In antifungal drugs, Clotrimazole was the commonly prescribed drug. In elderly patients, 37.5 % were prescribed, in patients between 41 - 50 years, 23.2 % were prescribed with Clotrimazole, in patients between 31 - 40 years, 26.7 % were prescribed, in 21 - 30 years patients, 7.14 % were prescribed and in younger patients, below 20 years, 5.36 % were prescribed with Clotrimazole (Graph 4).
In steroid sparing immunomodulator drugs, dapsone was prescribed for younger patients ie below 20 years (4.55 %) while the adult patients were prescribed with tacrolimus (Graph 5).

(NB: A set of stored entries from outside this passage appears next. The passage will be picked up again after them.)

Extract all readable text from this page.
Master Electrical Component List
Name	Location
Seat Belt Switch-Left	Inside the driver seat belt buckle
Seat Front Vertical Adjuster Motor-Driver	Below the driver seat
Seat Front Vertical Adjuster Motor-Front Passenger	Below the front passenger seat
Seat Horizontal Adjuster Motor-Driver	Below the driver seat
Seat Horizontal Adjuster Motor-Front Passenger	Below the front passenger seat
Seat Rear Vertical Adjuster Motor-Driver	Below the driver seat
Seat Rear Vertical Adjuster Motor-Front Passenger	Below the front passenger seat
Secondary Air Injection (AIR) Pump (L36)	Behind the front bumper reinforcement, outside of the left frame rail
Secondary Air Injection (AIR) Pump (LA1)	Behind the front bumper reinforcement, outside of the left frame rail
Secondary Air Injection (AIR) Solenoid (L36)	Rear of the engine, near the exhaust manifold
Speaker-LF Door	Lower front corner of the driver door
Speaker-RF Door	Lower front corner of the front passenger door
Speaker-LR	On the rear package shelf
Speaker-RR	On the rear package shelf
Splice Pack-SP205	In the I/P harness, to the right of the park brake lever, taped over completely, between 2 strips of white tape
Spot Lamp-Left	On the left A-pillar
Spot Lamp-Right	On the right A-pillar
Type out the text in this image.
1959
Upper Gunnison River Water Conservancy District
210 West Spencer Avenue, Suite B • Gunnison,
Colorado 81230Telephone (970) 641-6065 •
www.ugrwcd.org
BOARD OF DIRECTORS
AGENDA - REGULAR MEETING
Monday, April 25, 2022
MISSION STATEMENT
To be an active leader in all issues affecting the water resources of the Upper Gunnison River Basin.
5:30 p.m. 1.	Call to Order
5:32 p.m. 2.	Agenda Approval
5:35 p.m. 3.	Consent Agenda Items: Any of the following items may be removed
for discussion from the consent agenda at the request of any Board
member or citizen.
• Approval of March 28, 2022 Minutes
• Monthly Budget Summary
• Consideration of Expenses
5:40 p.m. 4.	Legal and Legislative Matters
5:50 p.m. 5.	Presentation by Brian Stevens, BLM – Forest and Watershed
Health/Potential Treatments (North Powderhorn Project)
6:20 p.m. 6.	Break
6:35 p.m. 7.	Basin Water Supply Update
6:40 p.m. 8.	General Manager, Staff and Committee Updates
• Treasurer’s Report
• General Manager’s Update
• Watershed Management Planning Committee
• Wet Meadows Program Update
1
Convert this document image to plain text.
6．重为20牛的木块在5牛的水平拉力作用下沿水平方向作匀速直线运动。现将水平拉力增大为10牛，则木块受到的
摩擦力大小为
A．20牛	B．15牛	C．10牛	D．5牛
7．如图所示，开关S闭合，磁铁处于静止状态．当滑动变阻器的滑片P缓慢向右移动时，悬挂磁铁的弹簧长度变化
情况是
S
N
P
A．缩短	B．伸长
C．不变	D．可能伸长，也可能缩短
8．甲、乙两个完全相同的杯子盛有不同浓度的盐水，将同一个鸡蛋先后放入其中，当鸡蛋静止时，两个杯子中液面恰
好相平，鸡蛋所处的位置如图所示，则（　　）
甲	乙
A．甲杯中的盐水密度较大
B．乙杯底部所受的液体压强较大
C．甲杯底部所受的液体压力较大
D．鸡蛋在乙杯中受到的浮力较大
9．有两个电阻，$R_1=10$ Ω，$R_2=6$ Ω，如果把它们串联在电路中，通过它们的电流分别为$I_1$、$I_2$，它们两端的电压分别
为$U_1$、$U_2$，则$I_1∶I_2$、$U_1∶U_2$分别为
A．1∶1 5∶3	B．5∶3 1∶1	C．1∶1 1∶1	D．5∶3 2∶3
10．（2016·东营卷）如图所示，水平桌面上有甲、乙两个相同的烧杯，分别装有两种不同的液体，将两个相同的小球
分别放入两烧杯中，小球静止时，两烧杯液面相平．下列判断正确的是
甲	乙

Corticosteroids were the predominant drugs used in the management of OLP. This is primarily because the disease has an immune mediated reaction and there is an exaggerated immune response which may be triggered. The usage of steroids suppress the inflammation and reduces the recruitment of inflammatory cells to the site of the lesion.13 In a study comparing the effectiveness of steroids and hyaluronic acid it was found that steroids brought out a quicker resolution of the lesion as evidenced by the reduction of lesion size and reduction in pain score. This study which evaluated the effectiveness of steroids and hyaluronic acid was a double blind randomized control trial.36
In a study done to assess the therapeutic Effectiveness of clobetasol propionate 0.01 % there were three different vehicles used for dispensing the drug. The first vehicle was an ointment the second vehicle was clobetasol propionate in rebase which contained benzocaine and the third vehicle was clobetasol propionate in denture adhesive base. This study was a randomized controlled double blind control study. There were a total of 24 patients with 8 patients in each group. The pain scores returned to a early in the or abase group compared to the other two groups.37
The usage of antifungal is double pronged as any mucosal abnormality is bound to the causation of candida colonizing the mucosal surface and the usage of anti-fungal is bound to reduce the colonization. Also the usage of antifungals causes a reduction in the occurrence of secondary candidiasis which tends to co-occur with the usage of steroids.38
The usage of tacrolimus has been associated with its role in reducing the inflammation without the adverse effects of steroids. Also the drugs can cause a reduction in the number of mast cells and there by brings out a resolution of the lesion.39
From the present study we can conclude that corticosteroids were the most commonly prescribed topical drug for oral lichen planus among which tacrolimus was commonly prescribed followed by antifungal drug (clotrimazole) and steroid sparing immunomodulator drugs were the least prescribed. However the sample size is smaller and it is a unicentric study. A metacentric trial needs to be adopted to ensure that an effective conclusion can be made.